Pierce categorizes signs into three types. An icon is a sign that bears a resemblance to its referential object, such as a map or a photograph. An index is a sign with a direct experiential connection with its object, such as smoke is an index for fire. A symbol's connection with its object is one of convention, such as word or symbols standing for objects. Saussure had a similar spectrum of iconic to arbitrary based on how much a sign was motivated or constrained by reality and how much is was only a matter of social convention.

Fiske then looks at different codes--collections of signs. Signifying codes--those made of signs rather than behaviors--have a number of characteristics. They involve a number of units (signs), they convey meaning, they depend upon agreement between their users, they perform a social or communicative function, and they are transmittable. Digital codes are those with clearly separate units, whereas analog codes involve a spectrum or continuous scale. Representational codes are used to produce independently existing texts; presentational codes, such as body language, rely on the communicator and his current context. Elaborate codes are those that are more complex, more frequently symbolic or written, more entropic, express individual intent, neglect simultaneous non-verbal communication, expresses abstractions, and usually requires training. Restricted codes are simpler, more frequently oral, more redundant, geared towards social relations, rely on non-verbal codes, concentrate on specifics, and are learned through social experience. Broadcast codes are shared by members of a mass audience; narrowcast codes require a certain education or intellectual experience.

Codes rely on agreement among their users. This can be achieved through convention--the unstated expectations of cultural members. An example is acceptable clothing in an office workplace. Agreement can be achieved through explicit definition; once the code is learned, meaning is obvious. Examples are mathematics or street signs. Aesthetic codes are frequently dynamic and give clues to their decoding through the text itself.

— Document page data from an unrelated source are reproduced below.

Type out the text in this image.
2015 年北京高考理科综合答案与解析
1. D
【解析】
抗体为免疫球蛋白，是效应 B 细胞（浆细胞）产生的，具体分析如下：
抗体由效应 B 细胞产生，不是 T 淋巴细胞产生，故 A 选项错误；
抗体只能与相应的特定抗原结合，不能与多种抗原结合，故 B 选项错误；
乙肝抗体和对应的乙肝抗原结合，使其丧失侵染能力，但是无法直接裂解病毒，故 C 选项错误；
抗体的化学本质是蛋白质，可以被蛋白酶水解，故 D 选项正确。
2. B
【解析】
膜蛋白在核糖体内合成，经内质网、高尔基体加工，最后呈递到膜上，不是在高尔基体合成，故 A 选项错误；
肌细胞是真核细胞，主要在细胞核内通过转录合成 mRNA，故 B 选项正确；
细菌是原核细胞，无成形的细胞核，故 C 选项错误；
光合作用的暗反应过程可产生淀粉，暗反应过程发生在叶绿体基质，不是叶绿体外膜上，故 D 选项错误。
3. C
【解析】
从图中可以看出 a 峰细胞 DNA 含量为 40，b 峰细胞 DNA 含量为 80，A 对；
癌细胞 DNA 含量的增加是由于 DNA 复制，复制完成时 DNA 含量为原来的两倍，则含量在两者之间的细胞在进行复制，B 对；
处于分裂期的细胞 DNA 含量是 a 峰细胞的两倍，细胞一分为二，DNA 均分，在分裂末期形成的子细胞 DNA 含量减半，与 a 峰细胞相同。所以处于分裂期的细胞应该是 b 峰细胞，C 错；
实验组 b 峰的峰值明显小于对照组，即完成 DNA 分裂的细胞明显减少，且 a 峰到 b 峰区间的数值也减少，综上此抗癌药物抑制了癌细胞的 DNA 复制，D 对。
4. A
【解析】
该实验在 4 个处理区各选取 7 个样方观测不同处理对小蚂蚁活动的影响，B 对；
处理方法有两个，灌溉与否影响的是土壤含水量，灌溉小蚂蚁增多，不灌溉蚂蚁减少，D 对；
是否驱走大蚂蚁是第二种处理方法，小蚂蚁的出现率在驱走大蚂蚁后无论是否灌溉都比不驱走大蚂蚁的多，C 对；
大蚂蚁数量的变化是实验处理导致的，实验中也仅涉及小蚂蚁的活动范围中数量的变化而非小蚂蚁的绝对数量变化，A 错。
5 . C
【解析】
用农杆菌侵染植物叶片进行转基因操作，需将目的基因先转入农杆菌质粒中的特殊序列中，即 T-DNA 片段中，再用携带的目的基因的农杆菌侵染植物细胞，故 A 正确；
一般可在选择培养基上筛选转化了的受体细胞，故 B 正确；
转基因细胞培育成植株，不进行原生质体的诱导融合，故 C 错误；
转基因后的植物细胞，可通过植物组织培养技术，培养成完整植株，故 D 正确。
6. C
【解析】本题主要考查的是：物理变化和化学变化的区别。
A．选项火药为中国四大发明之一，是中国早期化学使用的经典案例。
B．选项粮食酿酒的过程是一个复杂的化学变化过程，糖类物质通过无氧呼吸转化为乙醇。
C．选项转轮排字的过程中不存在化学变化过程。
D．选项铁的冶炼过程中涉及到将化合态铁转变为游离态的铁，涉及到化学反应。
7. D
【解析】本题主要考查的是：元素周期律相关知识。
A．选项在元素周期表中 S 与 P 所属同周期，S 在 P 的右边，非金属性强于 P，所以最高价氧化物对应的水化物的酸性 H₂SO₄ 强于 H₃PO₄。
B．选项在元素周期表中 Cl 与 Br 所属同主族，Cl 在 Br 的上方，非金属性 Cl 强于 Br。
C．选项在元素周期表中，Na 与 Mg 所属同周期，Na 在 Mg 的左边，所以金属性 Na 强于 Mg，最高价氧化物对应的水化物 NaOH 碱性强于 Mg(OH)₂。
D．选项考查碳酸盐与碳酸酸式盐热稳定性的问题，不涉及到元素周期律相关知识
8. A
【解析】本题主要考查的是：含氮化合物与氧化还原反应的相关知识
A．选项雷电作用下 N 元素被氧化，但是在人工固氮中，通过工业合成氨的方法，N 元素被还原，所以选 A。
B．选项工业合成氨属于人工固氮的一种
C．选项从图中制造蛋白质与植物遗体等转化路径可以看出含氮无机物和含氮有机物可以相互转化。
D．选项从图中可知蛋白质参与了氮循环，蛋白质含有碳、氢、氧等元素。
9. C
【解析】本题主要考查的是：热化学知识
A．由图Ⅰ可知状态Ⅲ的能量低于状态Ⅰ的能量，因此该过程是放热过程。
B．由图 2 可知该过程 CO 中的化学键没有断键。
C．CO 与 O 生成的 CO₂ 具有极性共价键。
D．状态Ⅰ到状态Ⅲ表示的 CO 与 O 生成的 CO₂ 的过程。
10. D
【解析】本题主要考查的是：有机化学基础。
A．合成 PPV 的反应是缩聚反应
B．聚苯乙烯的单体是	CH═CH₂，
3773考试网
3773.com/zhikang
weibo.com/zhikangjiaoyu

Fiske examines semiotic methods, such as looking at norms--the statistically average behavior or practice in a culture. Determining norms can be done empirically through content analysis, which samples a significant number of a certain type of message in order to determine trends. An example is the frequency of seeing men on TV verses women, or in which roles. This method aims primarily at the denotative aspects of a message. To study connotative aspects, or effects on a reader, one can use the method of semantic differential. This basically involves giving two or more similar groups of subjects the same message with a slightly different aspect and asking them to rate the experience on a number of subjective scales. For instance, the same actor can be shown from two different camera angles and viewers rate him in terms of perceived reliability, expertise, sincerity, etc.

Fiske concludes by again iterating the difference between processes and semiotic school. Process schools believe in breakdowns in communication and focus on the effects of communication acts. Semiotics do not believe that communication can "breakdown." Instead, the speaker and the listener may come from different cultures and so are deriving different meanings from the same signs. The cure to this misunderstanding is not the increase in communication efficiency, but finding a common ground of meaning.


Fiske, John. Introduction to Communication Studies. London: Methuen, 1982.